Q. Which Boca Terry products do you offer through Pioneer Linens, and which is your personal favorite?

A. Private mega yachts are very much floating hotels, and so are the UHNW’s multiple vacation homes. We help with the hospitality experience by selling those customer segments lots of monogrammed slippers and lots of various collections of robes. We sell a lot of the Knit Waffle Collection. It has such a nice blend of cotton and modal that it almost floats on the customer who is wearing it.

My personal favorite is the classic, 100% cotton white terry robe. I have altered mine so the sleeves are shorter and the length is shortened. It’s a great robe for having breakfast on the patio during winter in Florida (it’s gets really chilly).

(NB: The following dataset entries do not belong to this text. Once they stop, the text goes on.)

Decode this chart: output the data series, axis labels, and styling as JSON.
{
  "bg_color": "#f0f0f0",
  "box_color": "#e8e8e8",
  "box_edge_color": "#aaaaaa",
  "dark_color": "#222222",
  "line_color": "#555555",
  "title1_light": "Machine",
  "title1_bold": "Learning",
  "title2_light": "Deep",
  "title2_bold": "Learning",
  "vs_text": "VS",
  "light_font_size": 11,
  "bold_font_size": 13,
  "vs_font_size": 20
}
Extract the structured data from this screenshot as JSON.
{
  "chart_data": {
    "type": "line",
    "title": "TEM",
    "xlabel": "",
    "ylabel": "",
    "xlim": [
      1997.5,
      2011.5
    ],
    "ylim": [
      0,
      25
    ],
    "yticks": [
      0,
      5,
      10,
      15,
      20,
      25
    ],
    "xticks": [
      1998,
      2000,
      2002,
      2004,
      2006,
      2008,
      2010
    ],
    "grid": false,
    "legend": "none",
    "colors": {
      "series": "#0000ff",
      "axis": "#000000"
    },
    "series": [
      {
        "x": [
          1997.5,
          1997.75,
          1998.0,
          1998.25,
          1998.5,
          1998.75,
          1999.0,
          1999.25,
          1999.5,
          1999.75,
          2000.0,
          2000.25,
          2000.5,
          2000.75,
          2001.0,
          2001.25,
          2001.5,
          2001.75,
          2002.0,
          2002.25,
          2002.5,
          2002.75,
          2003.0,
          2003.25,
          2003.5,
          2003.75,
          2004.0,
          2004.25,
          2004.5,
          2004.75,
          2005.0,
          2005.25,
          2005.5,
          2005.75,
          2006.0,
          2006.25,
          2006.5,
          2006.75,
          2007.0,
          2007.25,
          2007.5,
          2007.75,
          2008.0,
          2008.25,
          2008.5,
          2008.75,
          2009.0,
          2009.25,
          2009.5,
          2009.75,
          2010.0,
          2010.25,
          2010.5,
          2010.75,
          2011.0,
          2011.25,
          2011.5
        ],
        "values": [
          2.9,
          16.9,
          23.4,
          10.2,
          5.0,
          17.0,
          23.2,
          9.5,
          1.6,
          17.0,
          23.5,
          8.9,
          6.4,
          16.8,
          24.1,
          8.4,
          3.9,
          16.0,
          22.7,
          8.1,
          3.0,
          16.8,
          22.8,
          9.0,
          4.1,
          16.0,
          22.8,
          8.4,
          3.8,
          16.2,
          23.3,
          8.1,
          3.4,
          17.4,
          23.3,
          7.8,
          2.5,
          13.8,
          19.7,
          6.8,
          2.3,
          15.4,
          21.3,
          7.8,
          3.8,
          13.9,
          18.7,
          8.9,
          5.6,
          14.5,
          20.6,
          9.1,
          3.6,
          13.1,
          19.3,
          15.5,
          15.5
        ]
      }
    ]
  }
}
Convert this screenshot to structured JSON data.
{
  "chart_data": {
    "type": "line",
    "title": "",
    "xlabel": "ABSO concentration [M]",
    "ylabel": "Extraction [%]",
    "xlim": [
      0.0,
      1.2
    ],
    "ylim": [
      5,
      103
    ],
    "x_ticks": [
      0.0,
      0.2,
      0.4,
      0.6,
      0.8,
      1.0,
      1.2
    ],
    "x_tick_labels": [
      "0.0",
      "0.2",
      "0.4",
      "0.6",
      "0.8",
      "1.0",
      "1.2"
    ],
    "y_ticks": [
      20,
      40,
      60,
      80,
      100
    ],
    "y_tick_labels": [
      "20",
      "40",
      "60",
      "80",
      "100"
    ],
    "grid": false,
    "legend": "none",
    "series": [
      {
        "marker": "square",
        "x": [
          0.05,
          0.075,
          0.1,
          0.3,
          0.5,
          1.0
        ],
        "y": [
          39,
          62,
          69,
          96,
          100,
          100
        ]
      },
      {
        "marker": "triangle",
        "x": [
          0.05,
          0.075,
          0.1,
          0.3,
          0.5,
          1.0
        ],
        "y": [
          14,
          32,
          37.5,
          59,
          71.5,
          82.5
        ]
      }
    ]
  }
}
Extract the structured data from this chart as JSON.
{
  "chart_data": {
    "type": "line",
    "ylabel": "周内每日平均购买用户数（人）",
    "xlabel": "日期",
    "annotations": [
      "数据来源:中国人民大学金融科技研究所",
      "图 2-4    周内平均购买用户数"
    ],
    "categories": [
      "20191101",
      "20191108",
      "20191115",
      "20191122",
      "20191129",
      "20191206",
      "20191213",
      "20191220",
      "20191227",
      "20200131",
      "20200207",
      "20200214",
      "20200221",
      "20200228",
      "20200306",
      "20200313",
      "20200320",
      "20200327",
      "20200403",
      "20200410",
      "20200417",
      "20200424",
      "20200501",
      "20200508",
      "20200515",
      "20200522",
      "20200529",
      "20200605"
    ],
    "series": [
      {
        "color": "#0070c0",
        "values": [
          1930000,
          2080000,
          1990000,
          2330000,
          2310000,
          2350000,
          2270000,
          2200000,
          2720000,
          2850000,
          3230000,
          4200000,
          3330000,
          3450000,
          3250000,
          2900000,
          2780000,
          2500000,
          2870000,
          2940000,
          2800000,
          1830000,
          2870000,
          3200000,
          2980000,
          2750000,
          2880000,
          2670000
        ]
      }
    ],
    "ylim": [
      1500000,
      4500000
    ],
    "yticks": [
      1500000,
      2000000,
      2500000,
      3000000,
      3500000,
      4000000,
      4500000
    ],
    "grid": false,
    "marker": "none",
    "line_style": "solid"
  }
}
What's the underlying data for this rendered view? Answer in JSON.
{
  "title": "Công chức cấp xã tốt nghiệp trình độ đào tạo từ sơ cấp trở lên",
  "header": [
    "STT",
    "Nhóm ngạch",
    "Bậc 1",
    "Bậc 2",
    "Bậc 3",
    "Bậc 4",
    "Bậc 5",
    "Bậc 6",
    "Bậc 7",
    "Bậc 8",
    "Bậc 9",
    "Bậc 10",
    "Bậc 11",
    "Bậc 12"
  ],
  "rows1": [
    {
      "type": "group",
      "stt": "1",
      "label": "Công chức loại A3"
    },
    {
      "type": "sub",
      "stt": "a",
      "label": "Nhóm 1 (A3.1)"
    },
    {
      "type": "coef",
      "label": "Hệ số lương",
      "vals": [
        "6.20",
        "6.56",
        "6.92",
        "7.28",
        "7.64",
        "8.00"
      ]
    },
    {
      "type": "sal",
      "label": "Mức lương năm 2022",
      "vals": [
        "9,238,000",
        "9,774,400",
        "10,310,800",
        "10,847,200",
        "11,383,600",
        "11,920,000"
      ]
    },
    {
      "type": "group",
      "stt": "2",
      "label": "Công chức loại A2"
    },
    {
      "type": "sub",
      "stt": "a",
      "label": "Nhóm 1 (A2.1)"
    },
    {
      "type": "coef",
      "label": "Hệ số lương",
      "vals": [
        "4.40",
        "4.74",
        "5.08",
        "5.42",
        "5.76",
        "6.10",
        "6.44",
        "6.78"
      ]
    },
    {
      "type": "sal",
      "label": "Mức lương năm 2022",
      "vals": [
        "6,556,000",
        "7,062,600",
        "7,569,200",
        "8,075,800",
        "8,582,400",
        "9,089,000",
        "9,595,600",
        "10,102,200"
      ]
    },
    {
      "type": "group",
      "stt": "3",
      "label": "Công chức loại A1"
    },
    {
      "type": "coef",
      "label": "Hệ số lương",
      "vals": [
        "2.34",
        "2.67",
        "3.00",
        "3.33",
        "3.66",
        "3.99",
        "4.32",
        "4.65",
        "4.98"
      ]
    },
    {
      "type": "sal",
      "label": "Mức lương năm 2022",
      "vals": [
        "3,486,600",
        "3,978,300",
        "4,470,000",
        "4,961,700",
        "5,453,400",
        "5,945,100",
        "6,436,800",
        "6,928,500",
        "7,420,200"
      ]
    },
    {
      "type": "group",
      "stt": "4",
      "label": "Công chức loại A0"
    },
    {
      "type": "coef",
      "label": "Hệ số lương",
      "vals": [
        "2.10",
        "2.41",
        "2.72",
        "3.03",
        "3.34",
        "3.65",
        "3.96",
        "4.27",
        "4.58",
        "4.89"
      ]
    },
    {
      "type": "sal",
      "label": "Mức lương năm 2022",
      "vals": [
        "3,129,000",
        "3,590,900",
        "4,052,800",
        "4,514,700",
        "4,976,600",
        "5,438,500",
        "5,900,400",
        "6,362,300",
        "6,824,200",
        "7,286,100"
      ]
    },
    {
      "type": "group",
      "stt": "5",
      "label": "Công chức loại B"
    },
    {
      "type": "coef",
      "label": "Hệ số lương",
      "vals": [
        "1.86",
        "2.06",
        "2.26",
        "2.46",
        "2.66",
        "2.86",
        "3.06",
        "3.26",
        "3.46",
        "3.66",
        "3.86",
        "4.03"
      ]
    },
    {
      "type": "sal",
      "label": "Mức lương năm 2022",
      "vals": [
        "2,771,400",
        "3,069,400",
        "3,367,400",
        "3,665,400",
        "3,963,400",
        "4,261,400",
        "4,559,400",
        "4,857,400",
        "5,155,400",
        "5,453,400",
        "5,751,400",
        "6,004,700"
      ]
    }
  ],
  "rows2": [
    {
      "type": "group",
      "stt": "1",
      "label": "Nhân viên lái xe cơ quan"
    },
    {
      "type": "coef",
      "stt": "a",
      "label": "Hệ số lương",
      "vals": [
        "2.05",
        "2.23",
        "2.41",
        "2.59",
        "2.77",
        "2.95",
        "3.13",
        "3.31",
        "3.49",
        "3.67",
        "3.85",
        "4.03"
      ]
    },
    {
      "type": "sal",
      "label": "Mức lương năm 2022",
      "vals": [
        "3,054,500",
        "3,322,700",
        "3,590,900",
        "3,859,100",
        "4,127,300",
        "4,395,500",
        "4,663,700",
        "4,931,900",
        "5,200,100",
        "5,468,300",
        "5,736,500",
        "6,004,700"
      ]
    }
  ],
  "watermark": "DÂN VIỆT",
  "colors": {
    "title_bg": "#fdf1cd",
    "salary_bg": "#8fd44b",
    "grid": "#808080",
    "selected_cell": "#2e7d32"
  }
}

Q. Have your customers provided any feedback regarding Boca Terry items? Do they enjoy them?

A. My customers love the fact that we can get them very quickly. Since Boca Terry is in between our two stores, the staff at Boca Terry is very gracious when I stop in and need a dozen robes and 2-dozen slippers because the yacht is leaving that afternoon or the next day.

Q. Do you feel that Boca Terry represents the quality that you’d like Pioneer to be associated with?

A. I would not be taking the time to answer this question, nor would Pioneer Linens be selling Boca Terry products if they were not of the pedigree that our clients require.

Our clients stay at the fanciest hotels and experience the best that life can offer. They can have any robe, slipper, etc., and they continue to order Boca Terry products from us time and time again.

Q. Would you recommend Boca Terry products to others?

A. Everyone except for my competitors!